This post is also available in: Italian

Reading Time: 5 minutes

Note: the company has closed all operations on January 2018.

Primary Data emerged from stealth November 19, 2014 and I was lucky enough to met them one year ago (see #ITPT 14 Report – Primary Data) and learn about their interesting vision of storage virtualization. Primary Data’s product has been officially announced during VMworld US 2015.

Its headquarter is in Los Altos, CA with offices around the world and currently employs about 80 staff worldwide and with over $60 million in venture capital raised to date.

Their vision is quite simple: transforming datacenter economics with Data Mobility through Data Virtualization.

During the last IT Press Tour #17 I’ve got the opportunity to met then after one year, and see what is changes during this time. David Flynn, (CTO at Primary Data) explain us his view and the difference between Data and Storage Virtualization, and how their solution is unique.

Primary Data target is really clear and defined: at this time only Enterprise company that need SDS on existing (non hyperconverged) storage.

They start from a simple fact: different storage type naturally create data silos and you may need more data mobility, more than the one provided by Storage vMotion or similar features. You can have this mobility at storage level, but only using the same vendor and only on some products.

Of course you can put at the top a “storage virtualization layer” like DataCore or FalconStor, but this is a new layer useful in some cases (for example if you have storage with very few data services) but also potentially a bottleneck or an increased degree of complexity. And storage virtualization is not data virtualization.

Data virtualization delivers dynamic data mobility according with some optimizing criteria like performance, capacity and costs:


It also provide a single global dataspace to access all the storage resource, including DAS, SAN, NAS and object storage:


The interesting aspect is that this approach could also be extend to data protection, considering durability, availability, priority, recoverability, and security parameters and requirements.

As you can notice, Primary Data has a dedicated control plan based on a redundant configuration of Data Director managed by a DataSphere manager. The big news, compared to the past year, is the availability also of virtualized controllers and not only physical controllers (like was at the beginning).

Data path is the traditional data path plus a client (an “agent” installed on each access node), in this way each client (usually a server connected to the storage) ask to the data directors how reach the storage (and which storage), the data director will explain at the agent how, and at this point the client can access and work with the storage without talk again with the data director. Controllers works as a redirector to build the first “connection” to the right storage. All the agents are stateless!
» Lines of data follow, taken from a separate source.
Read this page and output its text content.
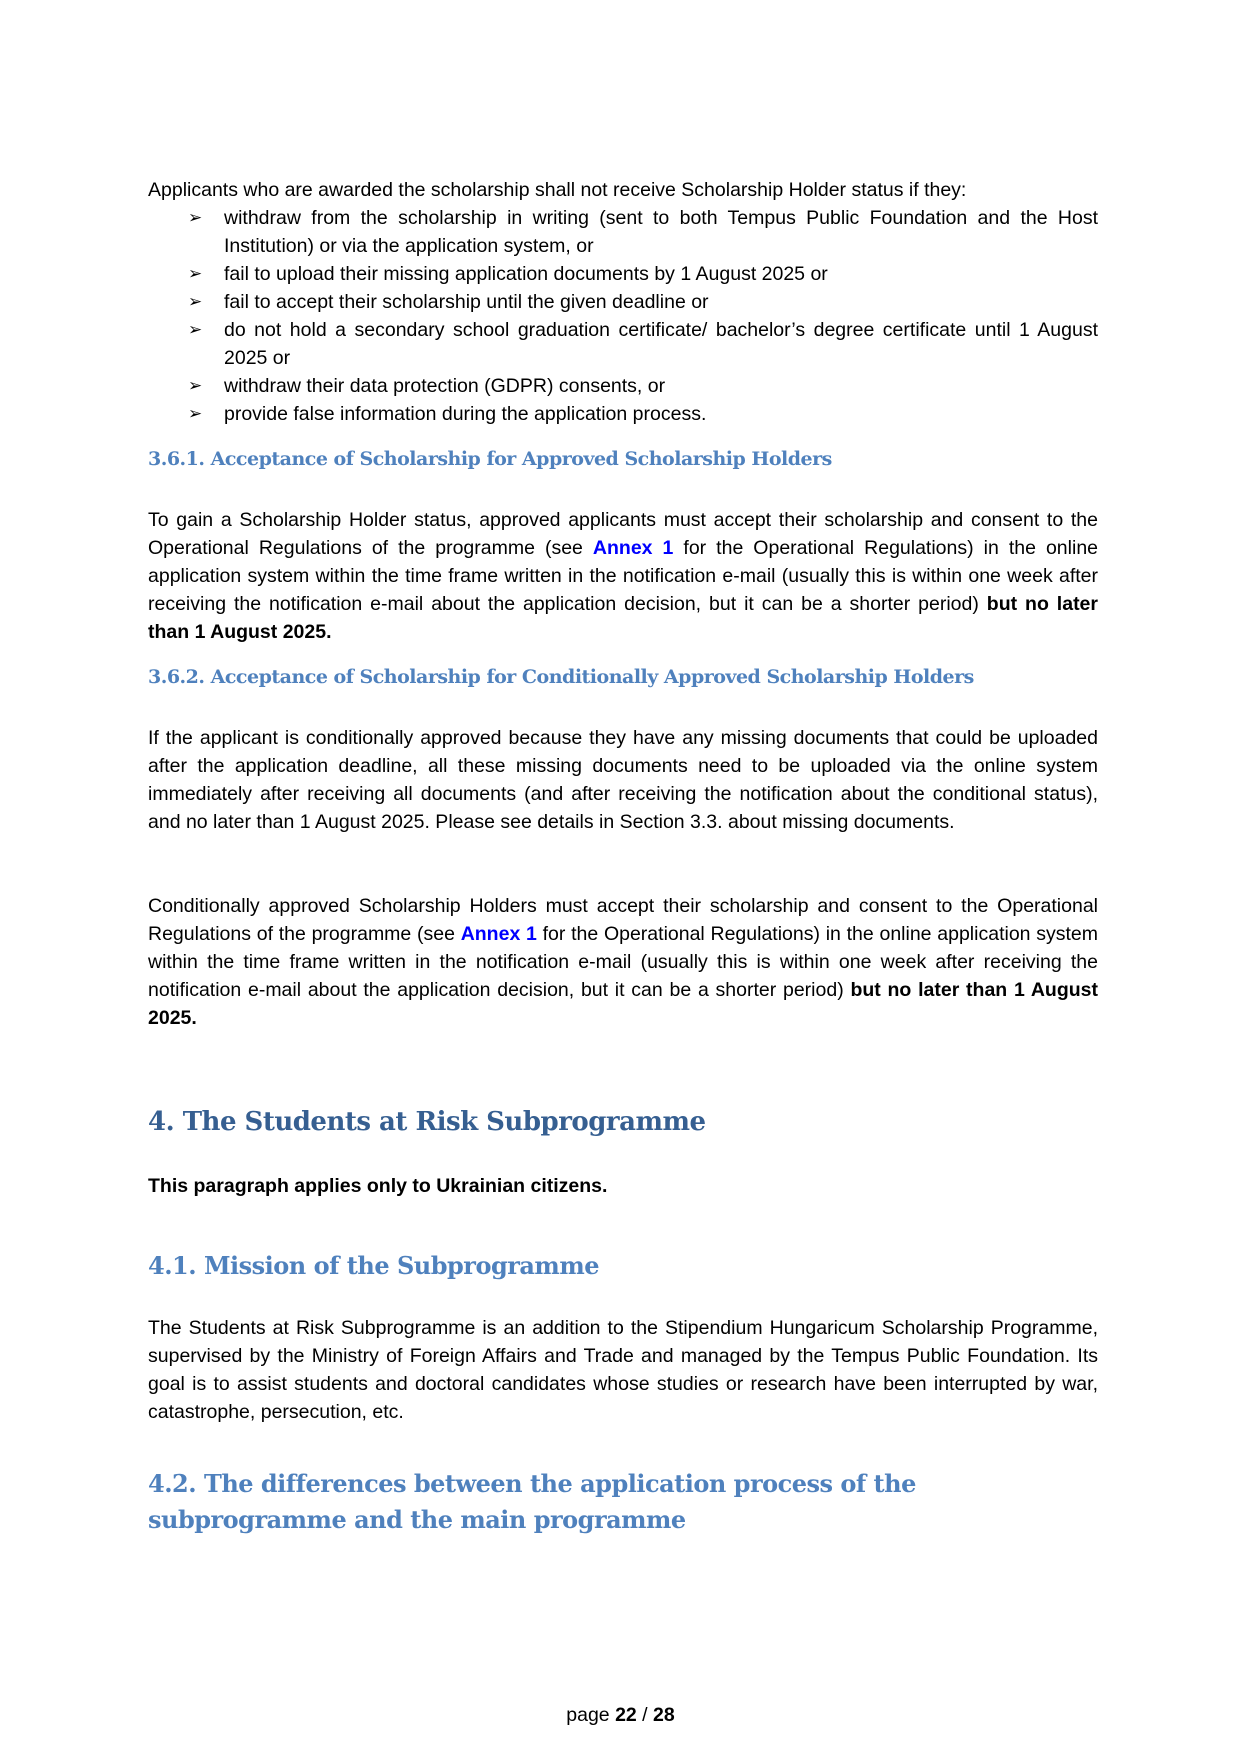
Applicants who are awarded the scholarship shall not receive Scholarship Holder status if they:

➢ withdraw from the scholarship in writing (sent to both Tempus Public Foundation and the Host Institution) or via the application system, or
➢ fail to upload their missing application documents by 1 August 2025 or
➢ fail to accept their scholarship until the given deadline or
➢ do not hold a secondary school graduation certificate/ bachelor’s degree certificate until 1 August 2025 or
➢ withdraw their data protection (GDPR) consents, or
➢ provide false information during the application process.
3.6.1. Acceptance of Scholarship for Approved Scholarship Holders

To gain a Scholarship Holder status, approved applicants must accept their scholarship and consent to the Operational Regulations of the programme (see Annex 1 for the Operational Regulations) in the online application system within the time frame written in the notification e-mail (usually this is within one week after receiving the notification e-mail about the application decision, but it can be a shorter period) but no later than 1 August 2025.

3.6.2. Acceptance of Scholarship for Conditionally Approved Scholarship Holders

If the applicant is conditionally approved because they have any missing documents that could be uploaded after the application deadline, all these missing documents need to be uploaded via the online system immediately after receiving all documents (and after receiving the notification about the conditional status), and no later than 1 August 2025. Please see details in Section 3.3. about missing documents.

Conditionally approved Scholarship Holders must accept their scholarship and consent to the Operational Regulations of the programme (see Annex 1 for the Operational Regulations) in the online application system within the time frame written in the notification e-mail (usually this is within one week after receiving the notification e-mail about the application decision, but it can be a shorter period) but no later than 1 August 2025.

4. The Students at Risk Subprogramme

This paragraph applies only to Ukrainian citizens.

4.1. Mission of the Subprogramme

The Students at Risk Subprogramme is an addition to the Stipendium Hungaricum Scholarship Programme, supervised by the Ministry of Foreign Affairs and Trade and managed by the Tempus Public Foundation. Its goal is to assist students and doctoral candidates whose studies or research have been interrupted by war, catastrophe, persecution, etc.

4.2. The differences between the application process of the subprogramme and the main programme
page 22 / 28
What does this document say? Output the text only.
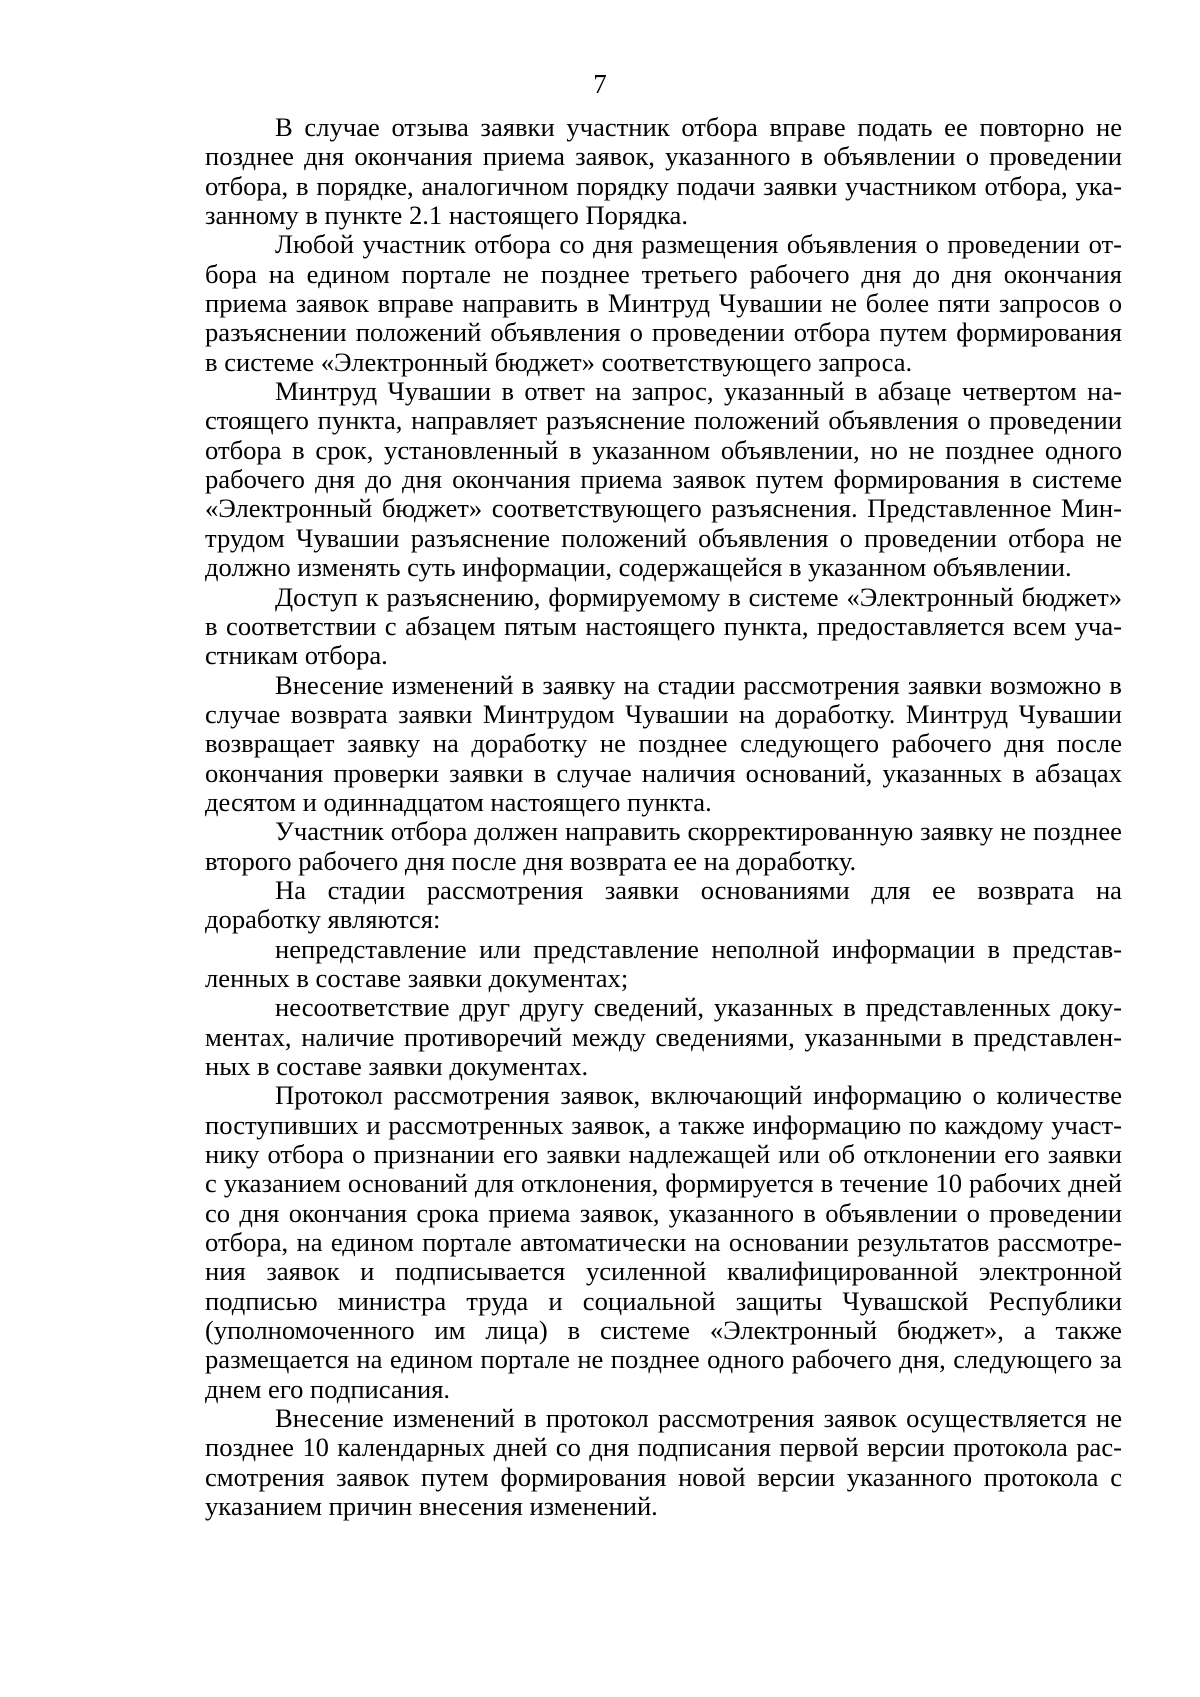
7

В случае отзыва заявки участник отбора вправе подать ее повторно не позднее дня окончания приема заявок, указанного в объявлении о проведении отбора, в порядке, аналогичном порядку подачи заявки участником отбора, указанному в пункте 2.1 настоящего Порядка.

Любой участник отбора со дня размещения объявления о проведении отбора на едином портале не позднее третьего рабочего дня до дня окончания приема заявок вправе направить в Минтруд Чувашии не более пяти запросов о разъяснении положений объявления о проведении отбора путем формирования в системе «Электронный бюджет» соответствующего запроса.

Минтруд Чувашии в ответ на запрос, указанный в абзаце четвертом настоящего пункта, направляет разъяснение положений объявления о проведении отбора в срок, установленный в указанном объявлении, но не позднее одного рабочего дня до дня окончания приема заявок путем формирования в системе «Электронный бюджет» соответствующего разъяснения. Представленное Минтрудом Чувашии разъяснение положений объявления о проведении отбора не должно изменять суть информации, содержащейся в указанном объявлении.

Доступ к разъяснению, формируемому в системе «Электронный бюджет» в соответствии с абзацем пятым настоящего пункта, предоставляется всем участникам отбора.

Внесение изменений в заявку на стадии рассмотрения заявки возможно в случае возврата заявки Минтрудом Чувашии на доработку. Минтруд Чувашии возвращает заявку на доработку не позднее следующего рабочего дня после окончания проверки заявки в случае наличия оснований, указанных в абзацах десятом и одиннадцатом настоящего пункта.

Участник отбора должен направить скорректированную заявку не позднее второго рабочего дня после дня возврата ее на доработку.

На стадии рассмотрения заявки основаниями для ее возврата на доработку являются:

непредставление или представление неполной информации в представленных в составе заявки документах;

несоответствие друг другу сведений, указанных в представленных документах, наличие противоречий между сведениями, указанными в представленных в составе заявки документах.

Протокол рассмотрения заявок, включающий информацию о количестве поступивших и рассмотренных заявок, а также информацию по каждому участнику отбора о признании его заявки надлежащей или об отклонении его заявки с указанием оснований для отклонения, формируется в течение 10 рабочих дней со дня окончания срока приема заявок, указанного в объявлении о проведении отбора, на едином портале автоматически на основании результатов рассмотрения заявок и подписывается усиленной квалифицированной электронной подписью министра труда и социальной защиты Чувашской Республики (уполномоченного им лица) в системе «Электронный бюджет», а также размещается на едином портале не позднее одного рабочего дня, следующего за днем его подписания.

Внесение изменений в протокол рассмотрения заявок осуществляется не позднее 10 календарных дней со дня подписания первой версии протокола рассмотрения заявок путем формирования новой версии указанного протокола с указанием причин внесения изменений.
Those client should be native for performance reason and actually Linux is the primary platform. On Windows/Hyper-V the client/agent is just a filter driver (in Windows the SMB protocol will be used instead of NFS protocol that is the default one used by Primary Data). For VMware vSphere, at this point the client is just a virtual appliance, but they are working to transform it as a filter using the new VAIO framework. For legacy environment there is also a dedicated agent (in a Linux machine) called “portal”.

So the agent implementation is still a work in progress, but on the other side the control plane is already in an interesting state with several features including the objectives (and smart objectives) to automate decision-making in order to maximize efficiency and reach the desired goals. Mapping between objectives and the real storage capabilities is something complex, but the result is really effective: for example to demote a storage you have only to set the target objects durability and availability to zero and wait until the data are moved. Of course you can set the performance limit or the priority for each data movement.

Will be also interesting see when will be implemented also some data services like data availability. As written you can handle also local storage (DAS) and it’s possible redirect the access to this storage also from other client (because it’s exported as a NFS share). By adding also an availability service you can transform local storage to shared storage.

In conclusion, Primary Data has a unique data virtualization solution that still need some implementation. But they strategy seems quite clear and prioritized by those steps and target:

  • First the virtualization with VMware vSphere 6.0 and with Virtual Volumes
  • Second the huge scale-out NAS (to become an alternative to Isilon)
  • Thirth the data migration scenario
  • And then backup/restore / Archive / Cloud Gateway

Disclaimer: Condor Consulting Group has invited me to this even and they will paid for accommodation and travels, but I am not compensated for my time and I’m not obliged to blog. Furthermore, the content is not reviewed, approved or published by any other person than me.